In another PBSC initiative, law students are working as volunteers alongside Family Court Support Workers from the Barbara Schlifer Clinic in Toronto. The Family Court Support program is available to those who have experienced domestic violence and abuse and are heading into the family court system – very often without legal representation because they cannot afford to pay for counsel, yet do not qualify for Legal Aid. The Family Court Support program is funded by the Ontario Ministry of the Attorney General and is available at 49 locations across the province. The Barbara Schlifer Clinic provides these essential services in the Toronto courts.

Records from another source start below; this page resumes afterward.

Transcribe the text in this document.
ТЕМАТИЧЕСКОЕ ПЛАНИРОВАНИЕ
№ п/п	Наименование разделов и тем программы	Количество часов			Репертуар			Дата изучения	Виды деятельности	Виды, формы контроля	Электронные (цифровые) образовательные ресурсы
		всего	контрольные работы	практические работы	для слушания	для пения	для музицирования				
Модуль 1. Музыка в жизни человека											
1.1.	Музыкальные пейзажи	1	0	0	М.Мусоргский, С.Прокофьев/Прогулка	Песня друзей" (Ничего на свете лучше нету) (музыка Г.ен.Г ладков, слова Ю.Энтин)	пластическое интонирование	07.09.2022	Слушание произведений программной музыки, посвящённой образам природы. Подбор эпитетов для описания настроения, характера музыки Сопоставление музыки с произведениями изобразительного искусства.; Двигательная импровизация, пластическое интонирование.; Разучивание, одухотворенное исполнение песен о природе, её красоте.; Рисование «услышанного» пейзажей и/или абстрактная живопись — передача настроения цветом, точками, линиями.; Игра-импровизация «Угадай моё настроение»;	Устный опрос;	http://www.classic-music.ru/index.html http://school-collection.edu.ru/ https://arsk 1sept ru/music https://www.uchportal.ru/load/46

We asked one law student volunteer, Alissa Saieva from the University of Toronto, to tell us what she learned from her work in the program with clinic staff. Alissa said: “In this program I learned that everyone is fighting a battle that at first we may know nothing about. Women from many different backgrounds and in all kinds of situations experience domestic violence. The Family Court Support Program provides a safe space for these women to share and seek help with those battles. I saw that these clients viewed the Family Court Support Program Workers as their liaison between the complicated legal system and their difficult situations. Aside from being an informational resource, many clients confided in the clinic staff and conversations often had a therapeutic dimension to them. It made a big difference to these clients and brought them some measure of peace to know there was someone there to help them.”
Executive Director of the Barbra Schlifer Clinic, Amanda Dale said: “Research conducted by Luke’s Place in Oshawa showed the outcomes for women who experience violence, the majority of whom are unrepresented, leaves them exposed to legal bullying and in many cases, the research shows that undergoing a legal proceeding increases the risk of death or serious harm for women leaving abusive relationships. This is particularly so when there is a child custody matter. Our program sees about 500 women a year, and without PBSC, we quite literally could not handle the numbers”, she concluded.

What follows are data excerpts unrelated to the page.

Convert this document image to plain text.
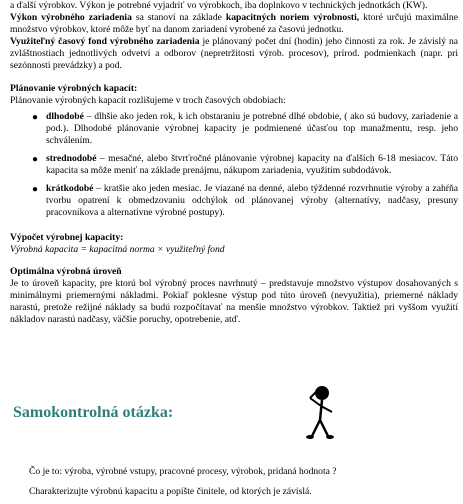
a ďalší výrobkov. Výkon je potrebné vyjadriť vo výrobkoch, iba doplnkovo v technických jednotkách (KW).

Výkon výrobného zariadenia sa stanoví na základe kapacitných noriem výrobnosti, ktoré určujú maximálne množstvo výrobkov, ktoré môže byť na danom zariadení vyrobené za časovú jednotku.

Využiteľný časový fond výrobného zariadenia je plánovaný počet dní (hodín) jeho činnosti za rok. Je závislý na zvláštnostiach jednotlivých odvetví a odborov (nepretržitosti výrob. procesov), prírod. podmienkach (napr. pri sezónnosti prevádzky) a pod.

Plánovanie výrobných kapacít:

Plánovanie výrobných kapacít rozlišujeme v troch časových obdobiach:

● dlhodobé – dlhšie ako jeden rok, k ich obstaraniu je potrebné dlhé obdobie, ( ako sú budovy, zariadenie a pod.). Dlhodobé plánovanie výrobnej kapacity je podmienené účasťou top manažmentu, resp. jeho schválením.
● strednodobé – mesačné, alebo štvrťročné plánovanie výrobnej kapacity na ďalších 6-18 mesiacov. Táto kapacita sa môže meniť na základe prenájmu, nákupom zariadenia, využitím subdodávok.
● krátkodobé – kratšie ako jeden mesiac. Je viazané na denné, alebo týždenné rozvrhnutie výroby a zahŕňa tvorbu opatrení k obmedzovaniu odchýlok od plánovanej výroby (alternatívy, nadčasy, presuny pracovníkova a alternatívne výrobné postupy).

Výpočet výrobnej kapacity:

Výrobná kapacita = kapacitná norma × využiteľný fond

Optimálna výrobná úroveň

Je to úroveň kapacity, pre ktorú bol výrobný proces navrhnutý – predstavuje množstvo výstupov dosahovaných s minimálnymi priemernými nákladmi. Pokiaľ poklesne výstup pod túto úroveň (nevyužitia), priemerné náklady narastú, pretože režijné náklady sa budú rozpočítavať na menšie množstvo výrobkov. Taktiež pri vyššom využití nákladov narastú nadčasy, väčšie poruchy, opotrebenie, atď.

Samokontrolná otázka:
Čo je to: výroba, výrobné vstupy, pracovné procesy, výrobok, pridaná hodnota ?
Charakterizujte výrobnú kapacitu a popíšte činitele, od ktorých je závislá.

As public concern intensifies about the pressures and the disadvantageous circumstances that face women who are experiencing violence and going to court unrepresented, Julie and Professor Nancy Ver Steegh will present a webinar for more than 200 US family judges and court staff on “The Self-Represented Litigant Phenomenon: Implications for Justice Seekers and Justice Providers in Domestic Violence Cases” on September 28.